Coral bleaching that happens on a living reef produces ghostly white sculptures that lose their color due to stress. A vibrant reef turns pale when the corals are shocked or damaged and expel or lose the algae that is their food source and responsible for coral's normal color. The main cause of coral bleaching is warmer ocean temperatures due to climate change, but there are other stressors that contribute to whitening a reef.

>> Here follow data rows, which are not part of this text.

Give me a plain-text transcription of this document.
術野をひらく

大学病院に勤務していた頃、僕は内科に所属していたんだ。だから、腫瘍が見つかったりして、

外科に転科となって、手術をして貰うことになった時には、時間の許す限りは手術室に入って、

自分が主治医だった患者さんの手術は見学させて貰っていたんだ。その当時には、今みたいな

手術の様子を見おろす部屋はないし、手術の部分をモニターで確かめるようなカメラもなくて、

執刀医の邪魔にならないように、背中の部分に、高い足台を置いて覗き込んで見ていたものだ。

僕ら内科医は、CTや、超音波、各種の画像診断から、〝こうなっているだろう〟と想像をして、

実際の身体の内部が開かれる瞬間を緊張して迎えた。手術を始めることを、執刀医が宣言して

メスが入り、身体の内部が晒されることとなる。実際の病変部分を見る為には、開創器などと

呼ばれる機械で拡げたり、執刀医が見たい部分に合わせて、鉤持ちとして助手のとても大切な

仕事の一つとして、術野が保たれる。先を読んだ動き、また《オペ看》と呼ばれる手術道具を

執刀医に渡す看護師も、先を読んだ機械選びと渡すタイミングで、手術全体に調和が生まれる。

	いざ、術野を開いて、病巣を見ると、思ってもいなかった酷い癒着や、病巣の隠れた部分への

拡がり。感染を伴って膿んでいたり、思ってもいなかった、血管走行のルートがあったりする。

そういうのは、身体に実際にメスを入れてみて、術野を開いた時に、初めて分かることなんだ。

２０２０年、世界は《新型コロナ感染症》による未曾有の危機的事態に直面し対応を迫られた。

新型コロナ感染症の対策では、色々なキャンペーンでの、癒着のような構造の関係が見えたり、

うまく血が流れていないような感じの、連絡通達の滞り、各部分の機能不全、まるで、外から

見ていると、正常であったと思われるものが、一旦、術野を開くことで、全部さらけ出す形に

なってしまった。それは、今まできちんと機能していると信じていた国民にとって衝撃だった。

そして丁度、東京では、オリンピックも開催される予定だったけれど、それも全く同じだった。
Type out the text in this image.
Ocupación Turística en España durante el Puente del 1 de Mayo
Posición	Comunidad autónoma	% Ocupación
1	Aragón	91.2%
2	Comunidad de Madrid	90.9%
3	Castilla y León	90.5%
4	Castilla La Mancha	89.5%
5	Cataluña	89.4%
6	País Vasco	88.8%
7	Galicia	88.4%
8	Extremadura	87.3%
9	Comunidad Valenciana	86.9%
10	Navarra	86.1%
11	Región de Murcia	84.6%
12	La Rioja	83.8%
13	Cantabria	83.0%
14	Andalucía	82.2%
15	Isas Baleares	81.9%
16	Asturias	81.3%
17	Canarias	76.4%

  1. Storm run-off and pollution damages and bleaches near-shore corals.
  2. Prolonged high temperatures results in high solar radiance in shallow water, bleaching snorkel-accessible reefs.
  3. Shallow reefs are also vulnerable to extremely low tides that expose them to air.
  4. On rare occasions, the shock of unusually frigid temperatures during a cold spell can kill a coral reef.

Not all bleaching is a death sentence. If the stressor is mild and not prolonged, some corals can regenerate and survive. But bleaching makes the animals susceptible to disease and to any additional disruption, so recovery for a bleached reef is not simple and may not be possible.

Whitening Collectibles

Coral obtained legally is normally a dull off-white, yellowish or cement color, not the startling snow-white preferred for a dramatic sculptural display. To create white coral for jewelry or exhibition, you have to bleach it -- carefully. Limestone is calcium deposits and is fragile enough to disintegrate or dissolve, so proceed with caution when bleaching limestone coral.

  1. For coral recently submerged that may have live algae in its cells, place the pieces in a bucket of fresh water for three days. Coral is a saltwater animal and can't survive in fresh water, so the algae will die and release their grip on the limestone shells.
  2. Transfer the coral to another bucket with warm water and mild detergent. Clean off any dirt or sand with a sponge or a soft brush and rinse the coral.
  3. Then soak the coral in a bucket of plain water with a cup of household bleach and leave the bucket in the sun for a few hours. Err on the side of less time rather than more, depending on the fragility of the coral pieces you are bleaching.
  4. Finally, rinse the coral well in plain water and let it dry in the sun. Your coral should turn bright white and retain no briny smell -- suitable for permanent display.

Some people like to clear-coat the coral with non-yellowing lacquer for protection from dust. It's a good idea to display coral under glass because it is difficult to clean, and the bleaching process increases its fragility.